Dois dos maiores expoentes da ciência brasileira estiveram presentes na noite de terça (2) no 14º Congresso Brasileiro de Saúde Coletiva, ao lado da sanitarista, socióloga e ex-ministra da Saúde que comandou a reconstrução do SUS após a pandemia, Nísia Trindade. Eram os epidemiologistas Carlos Monteiro, fundador do Núcleo de Pesquisas Epidemiológicas em Nutrição e Saúde (Nupens/USP), e Mauricio Barreto, criador do Centro de Integração de Dados e Conhecimento para Saúde (Cidacs/Fiocruz). As instituições expressam duas enormes conquistas para a saúde dos brasileiros, com influência global. A concepção e condução do grande debate ficou a cargo do sanitarista e vice-presidente da Abrasco, Reinaldo Guimarães.

Um centro de análise de um enorme volume de dados da população brasileira, onde dezenas de pesquisadores estão reunidos para averiguar a efetividade de programas de proteção social e seus impactos na saúde – esse poderia ser um resumo do papel do Cidacs, localizado no Parque Tecnológico da Bahia, em Salvador.
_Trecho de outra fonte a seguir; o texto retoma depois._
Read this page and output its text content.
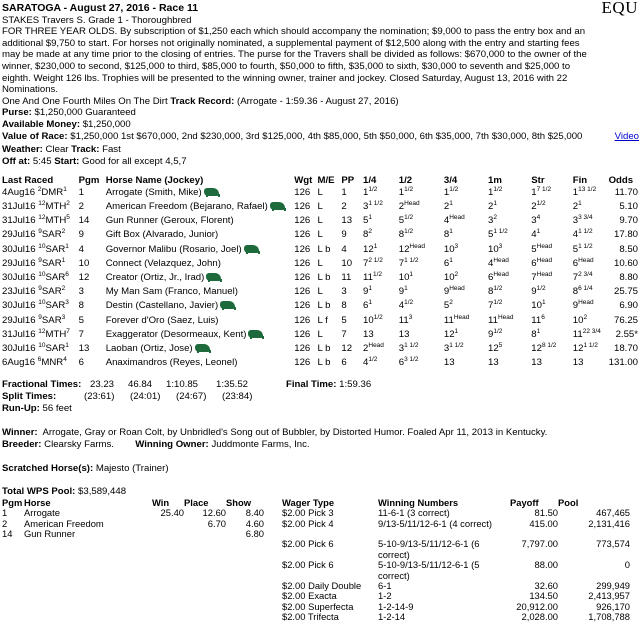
EQU
SARATOGA - August 27, 2016 - Race 11
STAKES Travers S. Grade 1 - Thoroughbred
FOR THREE YEAR OLDS. By subscription of $1,250 each which should accompany the nomination; $9,000 to pass the entry box and an additional $9,750 to start. For horses not originally nominated, a supplemental payment of $12,500 along with the entry and starting fees may be made at any time prior to the closing of entries. The purse for the Travers shall be divided as follows: $670,000 to the owner of the winner, $230,000 to second, $125,000 to third, $85,000 to fourth, $50,000 to fifth, $35,000 to sixth, $30,000 to seventh and $25,000 to eighth. Weight 126 lbs. Trophies will be presented to the winning owner, trainer and jockey. Closed Saturday, August 13, 2016 with 22 Nominations.
One And One Fourth Miles On The Dirt Track Record: (Arrogate - 1:59.36 - August 27, 2016)
Purse: $1,250,000 Guaranteed
Available Money: $1,250,000
Value of Race: $1,250,000 1st $670,000, 2nd $230,000, 3rd $125,000, 4th $85,000, 5th $50,000, 6th $35,000, 7th $30,000, 8th $25,000	Video
Weather: Clear Track: Fast
Off at: 5:45 Start: Good for all except 4,5,7
Last Raced	Pgm	Horse Name (Jockey)	Wgt	M/E	PP	1/4	1/2	3/4	1m	Str	Fin	Odds
4Aug16 $^2$DMR$^1$	1	Arrogate (Smith, Mike)	126	L	1	$1^{1/2}$	$1^{1/2}$	$1^{1/2}$	$1^{1/2}$	$1^{7 1/2}$	$1^{13 1/2}$	11.70
31Jul16 $^{12}$MTH$^2$	2	American Freedom (Bejarano, Rafael)	126	L	2	$3^{1 1/2}$	$2^{Head}$	$2^1$	$2^1$	$2^{1/2}$	$2^1$	5.10
31Jul16 $^{12}$MTH$^5$	14	Gun Runner (Geroux, Florent)	126	L	13	$5^1$	$5^{1/2}$	$4^{Head}$	$3^2$	$3^4$	$3^{3 3/4}$	9.70
29Jul16 $^9$SAR$^2$	9	Gift Box (Alvarado, Junior)	126	L	9	$8^2$	$8^{1/2}$	$8^1$	$5^{1 1/2}$	$4^1$	$4^{1 1/2}$	17.80
30Jul16 $^{10}$SAR$^1$	4	Governor Malibu (Rosario, Joel)	126	L b	4	$12^1$	$12^{Head}$	$10^3$	$10^3$	$5^{Head}$	$5^{1 1/2}$	8.50
29Jul16 $^9$SAR$^1$	10	Connect (Velazquez, John)	126	L	10	$7^{2 1/2}$	$7^{1 1/2}$	$6^1$	$4^{Head}$	$6^{Head}$	$6^{Head}$	10.60
30Jul16 $^{10}$SAR$^6$	12	Creator (Ortiz, Jr., Irad)	126	L b	11	$11^{1/2}$	$10^1$	$10^2$	$6^{Head}$	$7^{Head}$	$7^{2 3/4}$	8.80
23Jul16 $^9$SAR$^2$	3	My Man Sam (Franco, Manuel)	126	L	3	$9^1$	$9^1$	$9^{Head}$	$8^{1/2}$	$9^{1/2}$	$8^{6 1/4}$	25.75
30Jul16 $^{10}$SAR$^3$	8	Destin (Castellano, Javier)	126	L b	8	$6^1$	$4^{1/2}$	$5^2$	$7^{1/2}$	$10^1$	$9^{Head}$	6.90
29Jul16 $^9$SAR$^3$	5	Forever d'Oro (Saez, Luis)	126	L f	5	$10^{1/2}$	$11^3$	$11^{Head}$	$11^{Head}$	$11^6$	$10^2$	76.25
31Jul16 $^{12}$MTH$^7$	7	Exaggerator (Desormeaux, Kent)	126	L	7	13	13	$12^1$	$9^{1/2}$	$8^1$	$11^{22 3/4}$	2.55*
30Jul16 $^{10}$SAR$^1$	13	Laoban (Ortiz, Jose)	126	L b	12	$2^{Head}$	$3^{1 1/2}$	$3^{1 1/2}$	$12^5$	$12^{8 1/2}$	$12^{1 1/2}$	18.70
6Aug16 $^6$MNR$^4$	6	Anaximandros (Reyes, Leonel)	126	L b	6	$4^{1/2}$	$6^{3 1/2}$	13	13	13	13	131.00
Fractional Times: 23.23 46.84 1:10.85 1:35.52	Final Time: 1:59.36
Split Times:	(23:61) (24:01) (24:67) (23:84)
Run-Up: 56 feet
Winner: Arrogate, Gray or Roan Colt, by Unbridled's Song out of Bubbler, by Distorted Humor. Foaled Apr 11, 2013 in Kentucky.
Breeder: Clearsky Farms. Winning Owner: Juddmonte Farms, Inc.
Scratched Horse(s): Majesto (Trainer)
Total WPS Pool: $3,589,448
Pgm	Horse	Win	Place	Show		Wager Type	Winning Numbers	Payoff	Pool
1	Arrogate	25.40	12.60	8.40		$2.00 Pick 3	11-6-1 (3 correct)	81.50	467,465
2	American Freedom		6.70	4.60		$2.00 Pick 4	9/13-5/11/12-6-1 (4 correct)	415.00	2,131,416
14	Gun Runner			6.80					
						$2.00 Pick 6	5-10-9/13-5/11/12-6-1 (6 correct)	7,797.00	773,574
						$2.00 Pick 6	5-10-9/13-5/11/12-6-1 (5 correct)	88.00	0
						$2.00 Daily Double	6-1	32.60	299,949
						$2.00 Exacta	1-2	134.50	2,413,957
						$2.00 Superfecta	1-2-14-9	20,912.00	926,170
						$2.00 Trifecta	1-2-14	2,028.00	1,708,788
Sua existência foi possível graças a um diálogo da academia com a gestão pública. Em meados de 2011, começou a ser firmada uma parceria entre pesquisadores e o Ministério do Desenvolvimento Social, por influência da então ministra Tereza Campello. A ideia era ceder para estudos epidemiológicos os dados do Cadastro Único (CadÚnico) – um registro do governo federal de informações de todas as pessoas que se beneficiam de programas assistenciais como o Bolsa Família.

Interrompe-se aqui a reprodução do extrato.